Debra Denise Mackey was reported missing to Lubbock Police on January 1, 1982.  Now, 34 years later, Angela Terrell has a difficult time speaking about her missing sister.

“We loved my sister, she was a people person, she got along with everybody, everybody got along with her. I didn’t even know of one enemy that she had,” said Terrell.

“These cases get cold but they don’t get forgotten,” said LPD Lieutenant Ray Mendoza.

LPD said Mackey was in the area of 1711 Ave. E., in Lubbock.  Terrell said Mackey was 19 when she disappeared.

“We have our suspicions about what happened to her. She didn’t just jump up and leave, because she loved us and her only child,” Terrell said.

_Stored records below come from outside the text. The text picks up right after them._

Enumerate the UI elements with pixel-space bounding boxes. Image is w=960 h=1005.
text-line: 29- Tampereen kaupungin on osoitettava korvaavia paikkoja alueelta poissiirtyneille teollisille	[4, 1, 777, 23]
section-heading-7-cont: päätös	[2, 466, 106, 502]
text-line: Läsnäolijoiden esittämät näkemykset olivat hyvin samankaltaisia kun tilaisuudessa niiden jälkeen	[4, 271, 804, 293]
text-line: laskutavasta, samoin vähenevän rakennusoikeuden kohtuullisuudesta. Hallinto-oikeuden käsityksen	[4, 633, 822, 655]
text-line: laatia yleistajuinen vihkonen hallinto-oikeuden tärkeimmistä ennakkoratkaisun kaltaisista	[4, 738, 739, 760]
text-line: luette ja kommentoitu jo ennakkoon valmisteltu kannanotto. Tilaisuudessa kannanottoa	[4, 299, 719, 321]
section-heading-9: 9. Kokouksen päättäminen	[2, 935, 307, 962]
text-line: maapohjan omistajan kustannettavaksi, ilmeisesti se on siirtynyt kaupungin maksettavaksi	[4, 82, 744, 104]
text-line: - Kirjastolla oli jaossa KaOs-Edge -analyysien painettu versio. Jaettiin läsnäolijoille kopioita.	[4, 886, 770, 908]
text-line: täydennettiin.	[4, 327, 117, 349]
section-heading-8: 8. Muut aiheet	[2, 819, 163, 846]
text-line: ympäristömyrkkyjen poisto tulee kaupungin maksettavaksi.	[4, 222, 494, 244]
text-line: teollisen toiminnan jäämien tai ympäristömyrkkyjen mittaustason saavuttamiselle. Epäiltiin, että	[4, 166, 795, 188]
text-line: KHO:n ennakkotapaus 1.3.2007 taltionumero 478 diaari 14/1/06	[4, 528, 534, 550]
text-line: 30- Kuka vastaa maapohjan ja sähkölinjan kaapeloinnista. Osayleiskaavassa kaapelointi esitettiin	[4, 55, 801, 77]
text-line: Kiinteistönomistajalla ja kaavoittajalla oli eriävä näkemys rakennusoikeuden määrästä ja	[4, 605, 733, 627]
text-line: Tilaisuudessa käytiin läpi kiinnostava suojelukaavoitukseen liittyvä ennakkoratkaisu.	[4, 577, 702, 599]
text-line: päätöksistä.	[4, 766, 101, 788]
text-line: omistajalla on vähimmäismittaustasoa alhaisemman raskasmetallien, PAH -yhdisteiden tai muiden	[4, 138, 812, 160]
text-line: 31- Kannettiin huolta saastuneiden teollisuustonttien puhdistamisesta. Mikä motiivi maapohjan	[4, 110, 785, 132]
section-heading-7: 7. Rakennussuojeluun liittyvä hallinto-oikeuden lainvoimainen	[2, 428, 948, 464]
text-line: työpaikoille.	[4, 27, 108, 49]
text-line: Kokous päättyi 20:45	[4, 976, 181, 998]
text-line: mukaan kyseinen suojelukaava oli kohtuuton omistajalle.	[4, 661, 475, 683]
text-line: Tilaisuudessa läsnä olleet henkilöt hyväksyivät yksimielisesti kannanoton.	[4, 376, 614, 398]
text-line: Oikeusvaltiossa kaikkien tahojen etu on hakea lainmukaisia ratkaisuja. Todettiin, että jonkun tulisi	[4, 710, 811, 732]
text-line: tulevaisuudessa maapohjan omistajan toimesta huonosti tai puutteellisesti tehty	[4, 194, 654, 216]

Mendoza said the officers who took up the investigation in 2011 at the family’s request had to essentially start from scratch.

“The first thing those officers tried to do was find that case and find out what had happened with it. That was a chore in itself because in 1982 that was just a written, handwritten report. So detectives had to go find that report and go to work on it,” Mendoza said.

When Mackey went missing, according to police, she was 5 feet tall, weighed about 110 pounds, and was seen wearing green pants, plaid shirt, checkered plaid hooded coat, brown shoes, and had a red and white bandana on her head.

LPD has asked for leads from the public on the case.

“It has been real tough. My kids never knew her, she has grandkids that never knew her. She was robbed of that chance. And it’s so unfair,” Terrell explained.

Terrell said Mackey had a difficult past, living her younger years with “kind of a wild childhood.”

Terrell added that Mackey was impregnated at age 11, which was tough for her family. When they moved to Lubbock from Martin County, “it seemed like her life was going downhill real fast. She was living a kind of fast life.”

Terrell said their mother died in 1993 not knowing what happened in her daughter’s disappearance.

“We just want closure for my family. We want closure,” Terrell said, acknowledging the prospect that Mackey could be dead.

“The detective… has been taking to a lot of people,” Mendoza explained. “Talking to one person that leads him to another person and so forth. But nothing yet, nothing concrete.”

“We hope that by putting this out again, a second time, or a third time even, that we’re hopefully going to get somebody that grows a conscience if they did harm to her and comes forward,” Mendoza added.

“If somebody that knows somebody that did something, no matter how minute that information may be, it may be the piece that puts everything together,” he said.

“Every time we have a family get together that’s all we talk about, how we miss her, her life was stolen. We don’t know what, we don’t know what,” said Mackey’s cousin Mary Mcdade. “Thirty four years, that’s a long time for you not to know what happened to one of your family members.”

Mcdade said family members could only find one existing photo of Mackey, which they cherish.

“All we want is closure, and proper burial for my sister,” Terrell added.

Mendoza said closure for Mackey’s family was paramount.

“They want closure,” he said. “We want to be able to provide that closure for this family. They’ve been victimized here and it has been a long time coming. We need to help them out.”